What do we learn from this commercial?

We learn that senior centers, libraries, venues for volunteer activities, dances, houses of worship and family gatherings are not the best places to meet women when you are of a certain age. Instead, you have to hang at Mickey D’s on a regular basis. Of course, that’s a completely false impression. True enough, there must be groups of seniors who use McDonald’s to meet and schmooze once a week, or maybe every day. But what happens in this commercial is slightly different. It’s hanging at Mickey D’s to hook up. And what I’m saying is that the scene rings more false than cute because there are so many better places for seniors to meet and match nowadays.

We also learn in this commercial that the relationship marketplace for straight men in their 70s and 80s is pretty grim. In a turnaround of Jan and Dean’s “Surf City” (to which these characters would have probably danced decades ago), it’s three boys for every girl. Of course, that’s false, too. Death and illness give men the numbers advantage when it comes to late-in-life love. The older the age group, the more eligible women there are per eligible man. Neither Target nor Wal-Mart would ever commit such a demographic sin in one of their commercials. When they depict a demographic group in an ad, everything is right in every detail.

Target and Wal-Mart would also never make mean fun of its customers, although they both will “make fun with” their customers, as McDonald’s has also done through the years. “Making fun with” includes such scenes as the wife letting the husband think he’s making the buying decision; the couple arguing about what to do with the savings they have from buying something; the kids trying to use smart phone technology to trick dad into buying more treats. These are gentle teases which affirm the attractiveness of the target audiences. But depicting an octogenarian as an infantilized Pagliacci is inherently insulting to the characters and by implication to the demographic they represent, which is why the scene seems more uncomfortable than cute, despite the peppy McDonald’s “ba-da-da-da-da” playing brightly in the background.

The irony is that whoever worked on this spot started with the right ideas. McDonald’s strategy to go after senior citizens is a good one, since the original denizens of Big Macs are baby boomers now retiring and aging.

To connect the consumption of a product with an emotion is a staple strategy of advertising, one that McDonald’s has pursued with a vengeance for decades, especially in spots featuring African-Americans and young adults. And as we have seen in many McDonald’s spots through the years, what better emotion can there be than romantic attraction?
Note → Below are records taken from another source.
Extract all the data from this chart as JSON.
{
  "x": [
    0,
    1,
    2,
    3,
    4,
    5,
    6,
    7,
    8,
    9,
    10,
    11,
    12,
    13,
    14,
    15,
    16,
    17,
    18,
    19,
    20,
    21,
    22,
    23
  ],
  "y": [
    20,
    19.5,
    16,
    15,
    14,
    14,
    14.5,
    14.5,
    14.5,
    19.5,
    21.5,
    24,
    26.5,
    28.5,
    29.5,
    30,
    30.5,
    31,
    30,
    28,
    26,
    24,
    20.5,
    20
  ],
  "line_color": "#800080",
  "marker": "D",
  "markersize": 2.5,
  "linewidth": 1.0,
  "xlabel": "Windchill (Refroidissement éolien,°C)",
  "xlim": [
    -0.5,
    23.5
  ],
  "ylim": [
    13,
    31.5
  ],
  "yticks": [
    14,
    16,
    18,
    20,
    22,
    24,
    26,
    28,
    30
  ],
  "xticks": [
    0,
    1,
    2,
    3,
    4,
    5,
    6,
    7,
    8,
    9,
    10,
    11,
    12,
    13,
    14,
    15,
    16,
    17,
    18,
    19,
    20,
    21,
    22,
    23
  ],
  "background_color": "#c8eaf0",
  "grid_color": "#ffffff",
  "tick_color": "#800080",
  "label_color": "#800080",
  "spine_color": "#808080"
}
Moreover, one unifying theme shared by all McDonald’s spots for specialty coffee drinks over the past few years is an attitude best described as hip cuteness, and what could be cuter and hipper at the same time than seniors in love?

On paper, the spot has it all: It connects a product to an emotion, focuses on a target market that is of growing importance, and has thematic and design similarities with other McDonald’s spots that will help enhance the overall brand message that the company tries to make in all of its advertising.

Somewhere along the way, though, these strategies led to the uncomfortable and unrealistic mess we see in the commercial. Because it presents a reality that doesn’t exist and one in which the representative of the target market is humiliated, I’m certain that the commercial will fail with that target market.

But I’m betting it plays well with the enormous youth market for coffee drinks, i.e., the young and slightly unsophisticated who will accept the McCafé drink as a cheaper substitute for a beverage from a real coffee house or that corporate imitation known as Starbucks. The humor is a highly sanitized version of the crude and somewhat humiliating humor of a lot of youth movies. Young men and women can relate to the awkward dilemma of a boy wanting to pick up a girl in a fast food restaurant but being afraid to ask.

And there can be no doubt about it. That’s not Viagra or water from the mythic fountain of youth that the bearded elderly gentleman has in his hand that makes him so attractive to the senior babe. It’s a McCafé! The elixir of love.